Упоминание "роз" и особенно "архангельских сил" наводит на мысль, что лирические герои расстались в райском саду. Возможно, это продолжение все той же темы "изгнания из рая" за "восхваление отступника", которое завершилось "падением" лирической героини с неба на землю. Будучи "проклятой", она "притворилась" обычной земной женщиной, вышла замуж, родила ребенка, а год спустя, в "пламенном сне", начинает периодически возвращаться на свою небесную родину.

На этот раз тема получает новый поворот. Обжигающее ощущение "проклятия" сменяется такой же "обжигающей мечтой", но уже "о спасении". Гордое противостояние (бунт против Бога), именуется "беспамятством смуты". Лирическая героиня как бы полностью смиряется со своей ролью "земной женщины" и видит будущее не как возвращение на небо, а как встречу с любимым "на земле", без всяких признаков "небесного огня". Но oгонь присутствует и здесь, только не в видимой форме небесного цветка – pозы, а в невидимой, но не менее ощутимой форме, как "мечта о спасении", жгущая как "проклятие".

Предполагаемую последовательность событий можно представить в виде последовательной трансформации схем ситуаций: 5. 0 = А –В –С ® 4. А – В –С ® 2. А + В = –С.

С учетом внутритекстового контекста, эти схемы можно обозначить соответственно как "рай", "изгнание из рая", "томление о рае". Текстовые ситуации встреч и разлук переосмысливаются во внутритекстовом контексте как эпизоды священной истории.

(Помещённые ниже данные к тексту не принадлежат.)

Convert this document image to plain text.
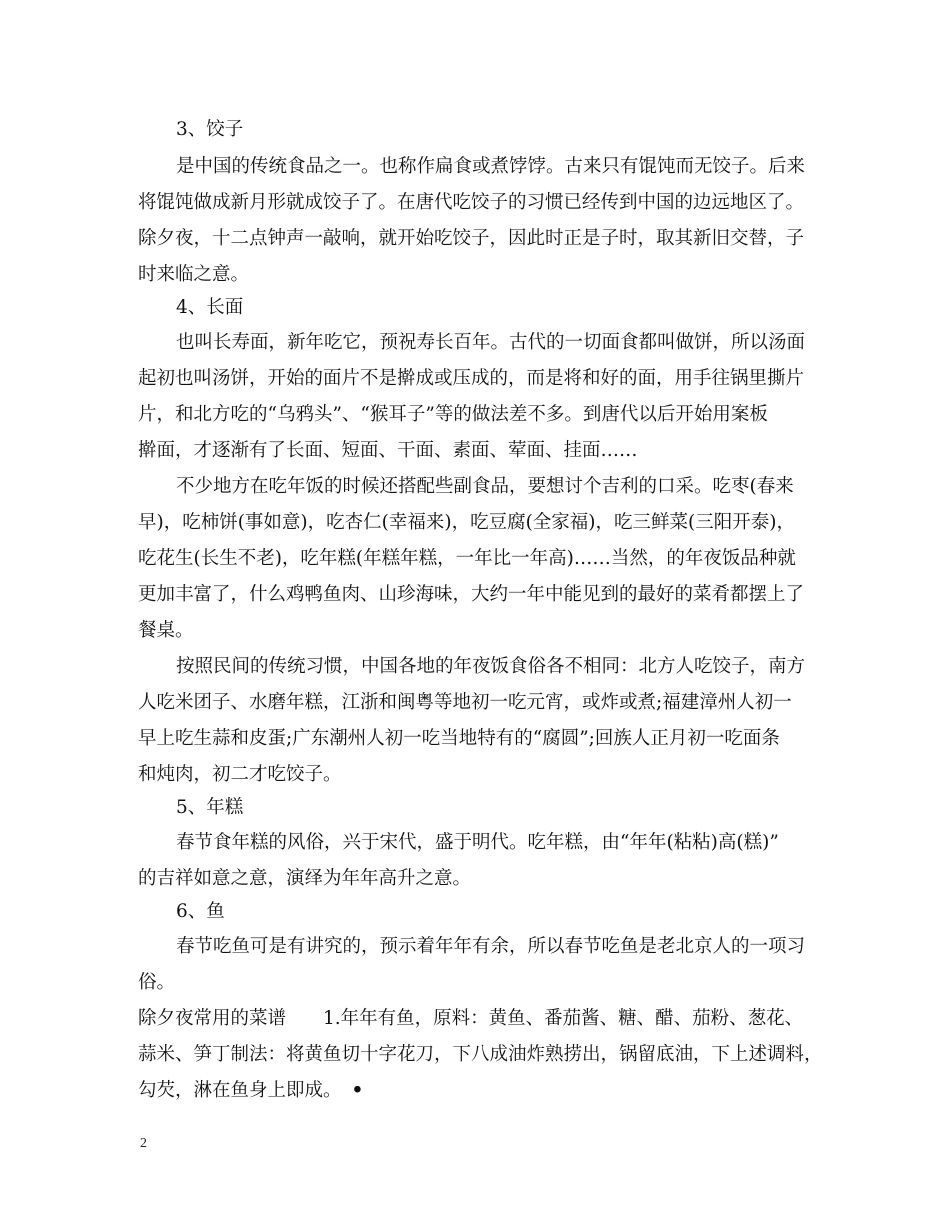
3、饺子
是中国的传统食品之一。也称作扁食或煮饽饽。古来只有馄饨而无饺子。后来
将馄饨做成新月形就成饺子了。在唐代吃饺子的习惯已经传到中国的边远地区了。
除夕夜，十二点钟声一敲响，就开始吃饺子，因此时正是子时，取其新旧交替，子
时来临之意。
4、长面
也叫长寿面，新年吃它，预祝寿长百年。古代的一切面食都叫做饼，所以汤面
起初也叫汤饼，开始的面片不是擀成或压成的，而是将和好的面，用手往锅里撕片
片，和北方吃的“乌鸦头”、“猴耳子”等的做法差不多。到唐代以后开始用案板
擀面，才逐渐有了长面、短面、干面、素面、荤面、挂面……
不少地方在吃年饭的时候还搭配些副食品，要想讨个吉利的口采。吃枣(春来
早)，吃柿饼(事如意)，吃杏仁(幸福来)，吃豆腐(全家福)，吃三鲜菜(三阳开泰)，
吃花生(长生不老)，吃年糕(年糕年糕，一年比一年高)……当然，的年夜饭品种就
更加丰富了，什么鸡鸭鱼肉、山珍海味，大约一年中能见到的最好的菜肴都摆上了
餐桌。
按照民间的传统习惯，中国各地的年夜饭食俗各不相同：北方人吃饺子，南方
人吃米团子、水磨年糕，江浙和闽粤等地初一吃元宵，或炸或煮;福建漳州人初一
早上吃生蒜和皮蛋;广东潮州人初一吃当地特有的“腐圆”;回族人正月初一吃面条
和炖肉，初二才吃饺子。
5、年糕
春节食年糕的风俗，兴于宋代，盛于明代。吃年糕，由“年年(粘粘)高(糕)”
的吉祥如意之意，演绎为年年高升之意。
6、鱼
春节吃鱼可是有讲究的，预示着年年有余，所以春节吃鱼是老北京人的一项习
俗。
除夕夜常用的菜谱　　1.年年有鱼，原料：黄鱼、番茄酱、糖、醋、茄粉、葱花、
蒜米、笋丁制法：将黄鱼切十字花刀，下八成油炸熟捞出，锅留底油，下上述调料，
勾芡，淋在鱼身上即成。 •
2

3. А + С = –В (Она и цветы – "здесь", а Он – "там")

Варианты воплощения этой схемы в "pомане с цветами" столь же многочисленны, как и в "pомане с огнем". Более того, в этих цветах почти всегда виден или ощутим "небесный огонь", что позволяет соответствующие ситуации рассматривать как общую часть этих романов.

Я несу букет левкоев белых.

Для того в них тайный скрыт огонь,

Кто, беря цветы из рук несмелых,

Тронет теплую ладонь.

Обман. "Синий вечер..." (1910)

Цветы в руках лирической героини – источник "тайного огня", который станет явным, если Он прикоснется к ее ладони. В момент вручения цветов между влюбленными вспыхнет тот самый "белый огонь", который сопутствует всем подобным встречам. Прогнозируемое развитие ситуации: А + С = –В ® 0 = –А –В –С, т.е. "возвращение в рай".

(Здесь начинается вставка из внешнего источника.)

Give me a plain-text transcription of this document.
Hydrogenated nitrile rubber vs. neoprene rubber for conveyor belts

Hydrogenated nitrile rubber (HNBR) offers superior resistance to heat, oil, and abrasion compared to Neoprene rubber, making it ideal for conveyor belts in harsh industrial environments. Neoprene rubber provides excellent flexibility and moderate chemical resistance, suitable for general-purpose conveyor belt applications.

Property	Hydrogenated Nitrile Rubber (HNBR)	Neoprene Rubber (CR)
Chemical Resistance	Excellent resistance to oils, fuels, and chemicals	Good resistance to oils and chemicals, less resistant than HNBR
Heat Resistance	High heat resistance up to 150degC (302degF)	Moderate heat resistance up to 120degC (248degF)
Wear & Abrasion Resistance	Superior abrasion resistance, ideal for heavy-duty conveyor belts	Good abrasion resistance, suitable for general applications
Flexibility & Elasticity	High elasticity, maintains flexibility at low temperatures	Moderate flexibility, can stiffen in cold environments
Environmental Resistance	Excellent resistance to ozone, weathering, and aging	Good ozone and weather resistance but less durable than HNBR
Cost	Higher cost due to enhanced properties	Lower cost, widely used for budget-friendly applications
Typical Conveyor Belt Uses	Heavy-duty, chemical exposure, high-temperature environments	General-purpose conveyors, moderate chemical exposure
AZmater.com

Напоминанием о прежней "райской жизни", которая закончилась много "веков" назад, служит встреча с розовым кустом, охваченным "белым пламенем":

Хорошо здесь: и шелест, и хруст;

С каждым утром сильнее мороз,

В белом пламени клонится куст

Ледяных ослепительных роз.

И на пышных парадных снегах

Лыжный след, словно память о том,

Что в каких-то далеких веках

Здесь с тобою прошли мы вдвоем.

(1922)

"Тайный" (невидимый) oгонь становится видим как "белое пламя". Схема развития ситуации зеркально симметрична предшествующей, что позволяет говорить об инверсии семантического размера. Если предшествующий локальный семантический размер имеет вид 3–5, то инверсия превращает его в размер вида 5–3.